Nadine Bridges

Nadine Bridges

In the last few weeks, I have had the honor to hear directly from LGBTQ youth regarding the recent movement to exclude transgender youth from participating in sports. It is abundantly clear that youth value participation in prosocial activities to support their social development and emotional health and want to ensure that opportunity is available to their transgender peers.

Also read: POINT | Fairness must top inclusivity in sports

Yami Velasquez, a One Colorado GSA (Gender and Sexuality Alliance) Leadership Council Member stated, “Being able to grow and be supported by my teammates was such an amazing feeling. I felt like I could fail, and it wouldn’t matter because my team was there to pick me up and help me keep going.” Another GSA Leadership Council Member, Gigi Guido, stated that sports provide “A place to fit in. Valuable life skills. Community. Mental health. That is why I play sports.” Young athletes want to connect with their peers, learn cooperation and collaboration with others, build positive motivation through team connection, and develop confidence and leadership skills.

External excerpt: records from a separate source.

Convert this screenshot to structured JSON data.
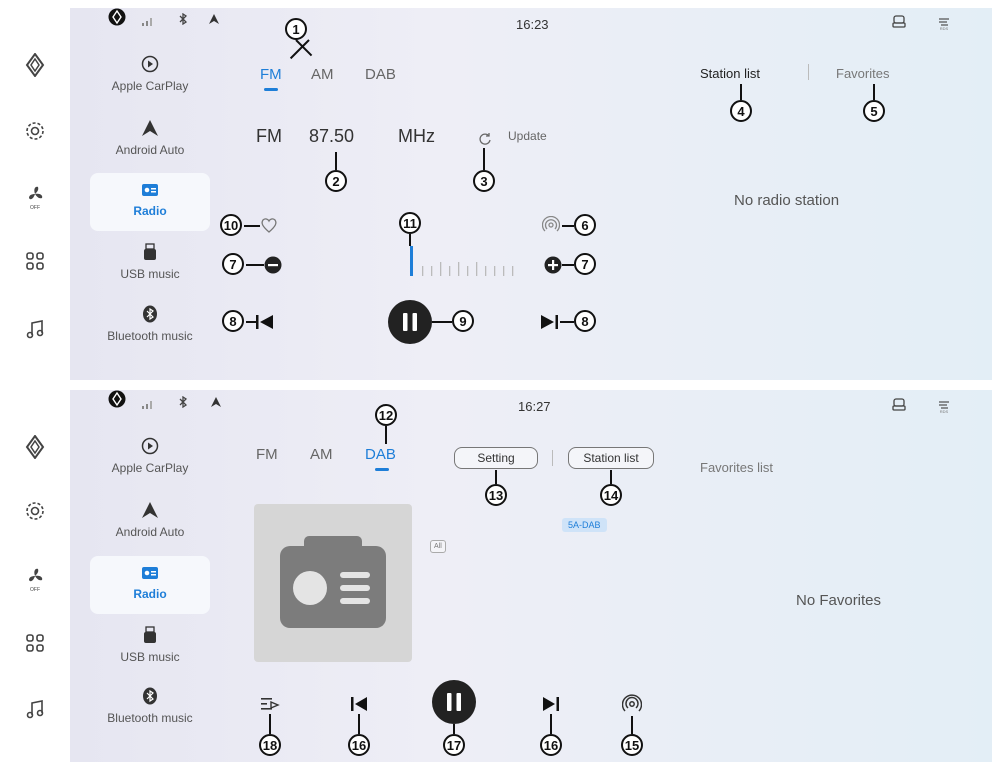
{
  "top": {
    "clock": "16:23",
    "sources": [
      {
        "label": "Apple CarPlay",
        "icon": "carplay-icon"
      },
      {
        "label": "Android Auto",
        "icon": "android-auto-icon"
      },
      {
        "label": "Radio",
        "icon": "radio-icon",
        "active": true
      },
      {
        "label": "USB music",
        "icon": "usb-icon"
      },
      {
        "label": "Bluetooth music",
        "icon": "bluetooth-icon"
      }
    ],
    "bands": [
      "FM",
      "AM",
      "DAB"
    ],
    "active_band": "FM",
    "freq_band": "FM",
    "frequency": "87.50",
    "unit": "MHz",
    "update_label": "Update",
    "tabs": {
      "station_list": "Station list",
      "favorites": "Favorites"
    },
    "empty_message": "No radio station",
    "callouts": [
      "1",
      "2",
      "3",
      "4",
      "5",
      "6",
      "7",
      "7",
      "8",
      "8",
      "9",
      "10",
      "11"
    ]
  },
  "bottom": {
    "clock": "16:27",
    "sources": [
      {
        "label": "Apple CarPlay",
        "icon": "carplay-icon"
      },
      {
        "label": "Android Auto",
        "icon": "android-auto-icon"
      },
      {
        "label": "Radio",
        "icon": "radio-icon",
        "active": true
      },
      {
        "label": "USB music",
        "icon": "usb-icon"
      },
      {
        "label": "Bluetooth music",
        "icon": "bluetooth-icon"
      }
    ],
    "bands": [
      "FM",
      "AM",
      "DAB"
    ],
    "active_band": "DAB",
    "setting_label": "Setting",
    "station_list_label": "Station list",
    "dab_tag": "5A-DAB",
    "all_label": "All",
    "favorites_title": "Favorites list",
    "empty_message": "No Favorites",
    "callouts": [
      "12",
      "13",
      "14",
      "15",
      "16",
      "16",
      "17",
      "18"
    ]
  },
  "colors": {
    "accent": "#1e7ed8",
    "dark": "#222222",
    "art_bg": "#d6d6d6",
    "art_icon": "#7c7c7c"
  }
}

Letting a 13-year-old transgender girl play on a volleyball team with her friends seems like a simple ask, and yet cisgender, heterosexual, and even LGB people continue to promote harmful exclusionary policies and regulations. Many of these people still claim to be allies to transgender people.

Let’s be clear; you cannot support transgender people and exclude them at the same time. It is harmful and discriminatory. When someone says they don’t have anything against transgender people, but they believe they should not participate in activities made for “males” or “females” I wonder if they notice how that narrative is reminiscent of “separate but equal” practices. We have seen these discriminatory practices throughout our history. “Blacks, Indigenous, Asians, Latinx people, and people of color should participate in their own leagues, go to their own schools, drink from their own water fountains, but I do not have any problems with them.”

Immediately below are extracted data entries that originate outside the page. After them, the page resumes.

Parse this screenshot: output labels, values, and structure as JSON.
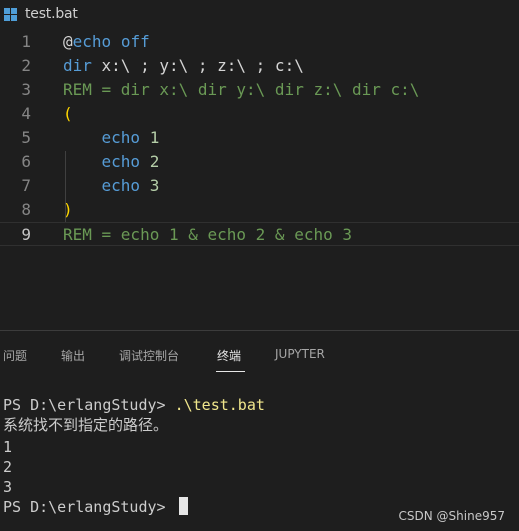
{
  "tab": {
    "title": "test.bat",
    "icon": "windows-batch-icon"
  },
  "editor": {
    "lines": [
      {
        "n": "1",
        "segments": [
          [
            "at",
            "@"
          ],
          [
            "kw",
            "echo"
          ],
          [
            "txt",
            " "
          ],
          [
            "kw",
            "off"
          ]
        ]
      },
      {
        "n": "2",
        "segments": [
          [
            "kw",
            "dir"
          ],
          [
            "txt",
            " x:\\ ; y:\\ ; z:\\ ; c:\\"
          ]
        ]
      },
      {
        "n": "3",
        "segments": [
          [
            "cm",
            "REM = dir x:\\ dir y:\\ dir z:\\ dir c:\\"
          ]
        ]
      },
      {
        "n": "4",
        "segments": [
          [
            "paren",
            "("
          ]
        ]
      },
      {
        "n": "5",
        "segments": [
          [
            "txt",
            "    "
          ],
          [
            "kw",
            "echo"
          ],
          [
            "txt",
            " "
          ],
          [
            "num",
            "1"
          ]
        ]
      },
      {
        "n": "6",
        "segments": [
          [
            "txt",
            "    "
          ],
          [
            "kw",
            "echo"
          ],
          [
            "txt",
            " "
          ],
          [
            "num",
            "2"
          ]
        ]
      },
      {
        "n": "7",
        "segments": [
          [
            "txt",
            "    "
          ],
          [
            "kw",
            "echo"
          ],
          [
            "txt",
            " "
          ],
          [
            "num",
            "3"
          ]
        ]
      },
      {
        "n": "8",
        "segments": [
          [
            "paren",
            ")"
          ]
        ]
      },
      {
        "n": "9",
        "segments": [
          [
            "cm",
            "REM = echo 1 & echo 2 & echo 3"
          ]
        ],
        "current": true
      }
    ]
  },
  "panel": {
    "tabs": [
      "问题",
      "输出",
      "调试控制台",
      "终端",
      "JUPYTER"
    ],
    "active_tab": "终端"
  },
  "terminal": {
    "prompt1": "PS D:\\erlangStudy> ",
    "command1": ".\\test.bat",
    "error": "系统找不到指定的路径。",
    "out1": "1",
    "out2": "2",
    "out3": "3",
    "prompt2": "PS D:\\erlangStudy> "
  },
  "watermark": "CSDN @Shine957",
  "colors": {
    "background": "#1e1e1e",
    "keyword": "#569cd6",
    "comment": "#6a9955",
    "number": "#b5cea8",
    "bracket": "#ffd700",
    "terminal_command": "#f0e68c"
  }
}
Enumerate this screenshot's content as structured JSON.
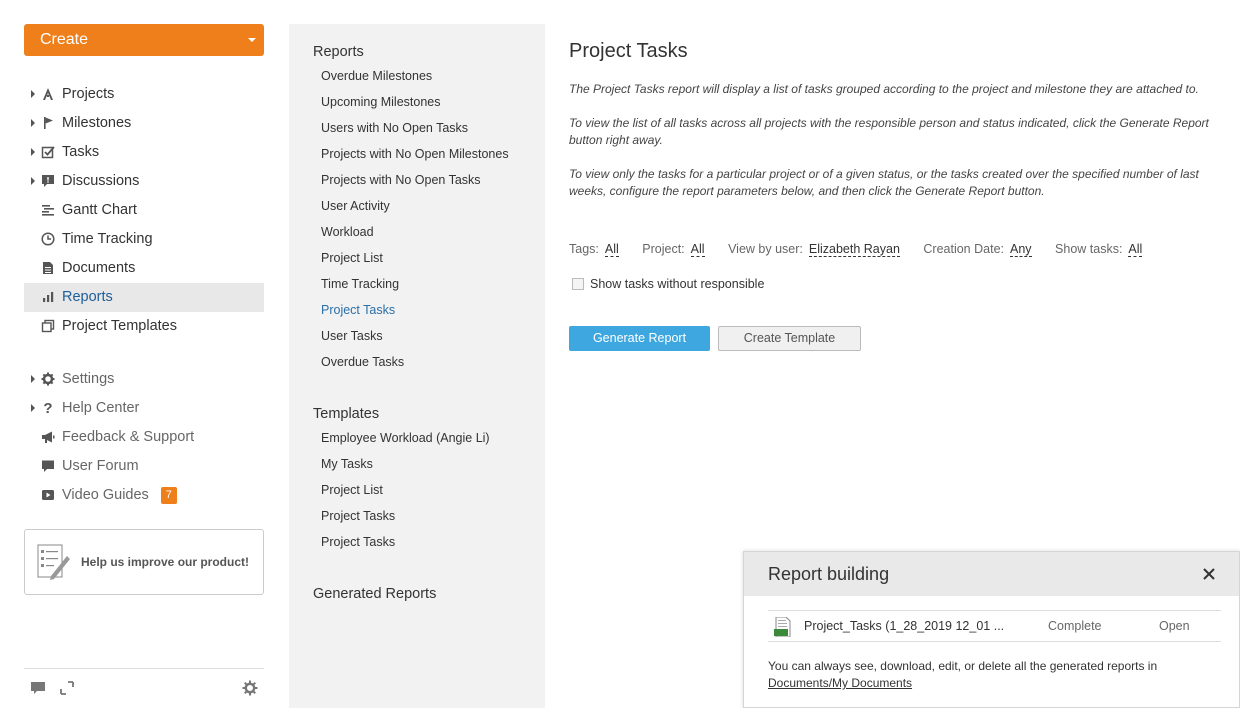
{
  "sidebar": {
    "create_label": "Create",
    "items": [
      {
        "label": "Projects",
        "icon": "projects-icon",
        "expandable": true
      },
      {
        "label": "Milestones",
        "icon": "flag-icon",
        "expandable": true
      },
      {
        "label": "Tasks",
        "icon": "checkbox-icon",
        "expandable": true
      },
      {
        "label": "Discussions",
        "icon": "discussion-icon",
        "expandable": true
      },
      {
        "label": "Gantt Chart",
        "icon": "gantt-icon",
        "expandable": false
      },
      {
        "label": "Time Tracking",
        "icon": "clock-icon",
        "expandable": false
      },
      {
        "label": "Documents",
        "icon": "document-icon",
        "expandable": false
      },
      {
        "label": "Reports",
        "icon": "bar-chart-icon",
        "expandable": false,
        "active": true
      },
      {
        "label": "Project Templates",
        "icon": "templates-icon",
        "expandable": false
      }
    ],
    "secondary_items": [
      {
        "label": "Settings",
        "icon": "gear-icon",
        "expandable": true
      },
      {
        "label": "Help Center",
        "icon": "question-icon",
        "expandable": true
      },
      {
        "label": "Feedback & Support",
        "icon": "megaphone-icon",
        "expandable": false
      },
      {
        "label": "User Forum",
        "icon": "chat-icon",
        "expandable": false
      },
      {
        "label": "Video Guides",
        "icon": "video-icon",
        "expandable": false,
        "badge": "7"
      }
    ],
    "improve_label": "Help us improve our product!"
  },
  "reports_nav": {
    "reports_title": "Reports",
    "reports": [
      "Overdue Milestones",
      "Upcoming Milestones",
      "Users with No Open Tasks",
      "Projects with No Open Milestones",
      "Projects with No Open Tasks",
      "User Activity",
      "Workload",
      "Project List",
      "Time Tracking",
      "Project Tasks",
      "User Tasks",
      "Overdue Tasks"
    ],
    "active_report": "Project Tasks",
    "templates_title": "Templates",
    "templates": [
      "Employee Workload (Angie Li)",
      "My Tasks",
      "Project List",
      "Project Tasks",
      "Project Tasks"
    ],
    "generated_title": "Generated Reports"
  },
  "main": {
    "title": "Project Tasks",
    "desc1": "The Project Tasks report will display a list of tasks grouped according to the project and milestone they are attached to.",
    "desc2": "To view the list of all tasks across all projects with the responsible person and status indicated, click the Generate Report button right away.",
    "desc3": "To view only the tasks for a particular project or of a given status, or the tasks created over the specified number of last weeks, configure the report parameters below, and then click the Generate Report button.",
    "filters": {
      "tags_label": "Tags:",
      "tags_value": "All",
      "project_label": "Project:",
      "project_value": "All",
      "user_label": "View by user:",
      "user_value": "Elizabeth Rayan",
      "date_label": "Creation Date:",
      "date_value": "Any",
      "show_label": "Show tasks:",
      "show_value": "All"
    },
    "checkbox_label": "Show tasks without responsible",
    "generate_label": "Generate Report",
    "template_label": "Create Template"
  },
  "popup": {
    "title": "Report building",
    "file_name": "Project_Tasks (1_28_2019 12_01 ...",
    "status": "Complete",
    "open_label": "Open",
    "note_text": "You can always see, download, edit, or delete all the generated reports in",
    "note_link": "Documents/My Documents"
  },
  "colors": {
    "accent": "#ef7f1a",
    "primary_button": "#3ea7e0",
    "active_link": "#2a6fa8"
  }
}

It is disappointing to see so many people today fall into this trap once again. These false narratives have caused irreversible damage and I encourage all of us to take a step back and critically think about the real harm that is done by excluding vulnerable youth. Suicide, depression, and other mental health issues are on the rise among all youth. To deny a young person the chance to engage in positive activities is not only illogical, but also cruel.

We cannot accept exclusion and discrimination, whether it comes from the far right or from people in progressive circles who claim to be allies. As another one of our young leaders, Julia Gentry, said, “Let’s remember what this is really about: whether LGBTQ people should be treated fairly across all areas of life — or whether they can be unfairly kicked off of a team, denied an apartment, or denied the health care they need, just because of who they are.”

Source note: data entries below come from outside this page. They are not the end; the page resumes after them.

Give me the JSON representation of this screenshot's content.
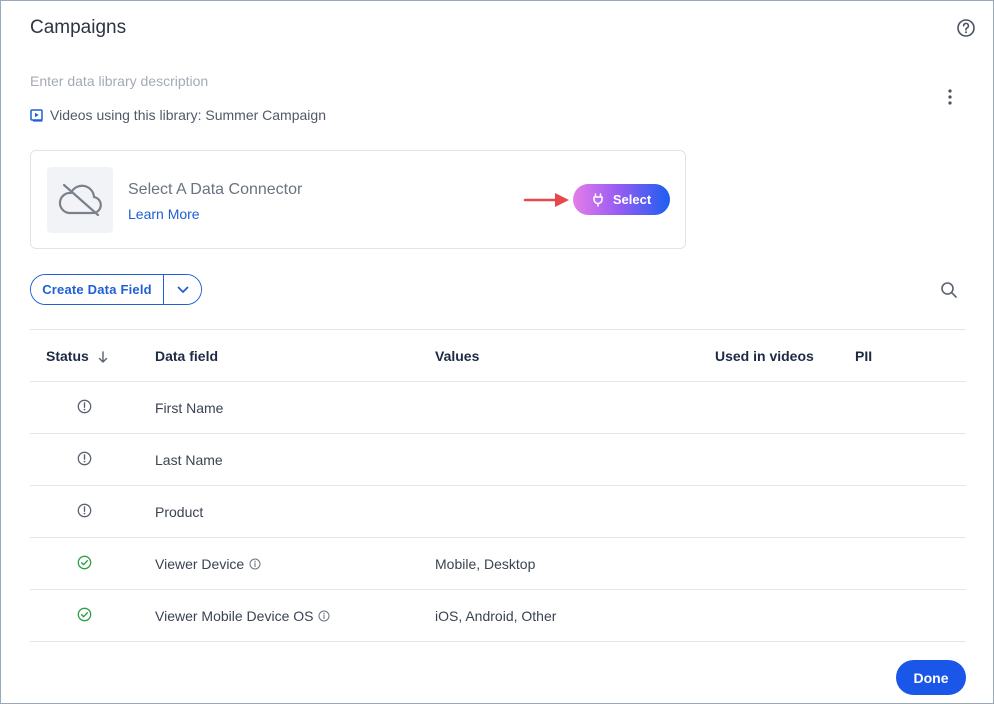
{
  "dialog": {
    "title": "Campaigns",
    "description_placeholder": "Enter data library description",
    "videos_label": "Videos using this library: Summer Campaign"
  },
  "connector": {
    "title": "Select A Data Connector",
    "learn_more": "Learn More",
    "select_label": "Select"
  },
  "toolbar": {
    "create_label": "Create Data Field"
  },
  "table": {
    "headers": {
      "status": "Status",
      "data_field": "Data field",
      "values": "Values",
      "used_in_videos": "Used in videos",
      "pii": "PII"
    },
    "rows": [
      {
        "status": "warning",
        "field": "First Name",
        "info": false,
        "values": ""
      },
      {
        "status": "warning",
        "field": "Last Name",
        "info": false,
        "values": ""
      },
      {
        "status": "warning",
        "field": "Product",
        "info": false,
        "values": ""
      },
      {
        "status": "ok",
        "field": "Viewer Device",
        "info": true,
        "values": "Mobile, Desktop"
      },
      {
        "status": "ok",
        "field": "Viewer Mobile Device OS",
        "info": true,
        "values": "iOS, Android, Other"
      }
    ]
  },
  "footer": {
    "done_label": "Done"
  },
  "colors": {
    "accent": "#1f5fd6",
    "done": "#1a56e8",
    "ok": "#2ea043",
    "warning": "#5a6270",
    "arrow": "#e5484d"
  },
  "icons": [
    "help-icon",
    "kebab-menu-icon",
    "play-icon",
    "cloud-off-icon",
    "plug-icon",
    "chevron-down-icon",
    "search-icon",
    "sort-arrow-icon",
    "warning-circle-icon",
    "check-circle-icon",
    "info-icon"
  ]
}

As a cisgender, Black, queer woman, representing an organization that fights for equality for all LGBTQ Coloradans and their families, I challenge those who indulge in the narrative of “separate but equal” when it comes to transgender youth, to reflect on history and ask yourself if you’re really fighting for positive change for our young people.

Are you creating opportunities for all youth to be seen, to grow, and to experience success? And, if nothing else, take your time to read this last message from youth leader, Gigi Guido, “As a nation, we decided long ago that discrimination is wrong and that everyone should have the same opportunities to succeed in life — and that should include transgender youth. I want to play alongside my trans teammates and siblings.”

Nadine Bridges is the executive director of One Colorado.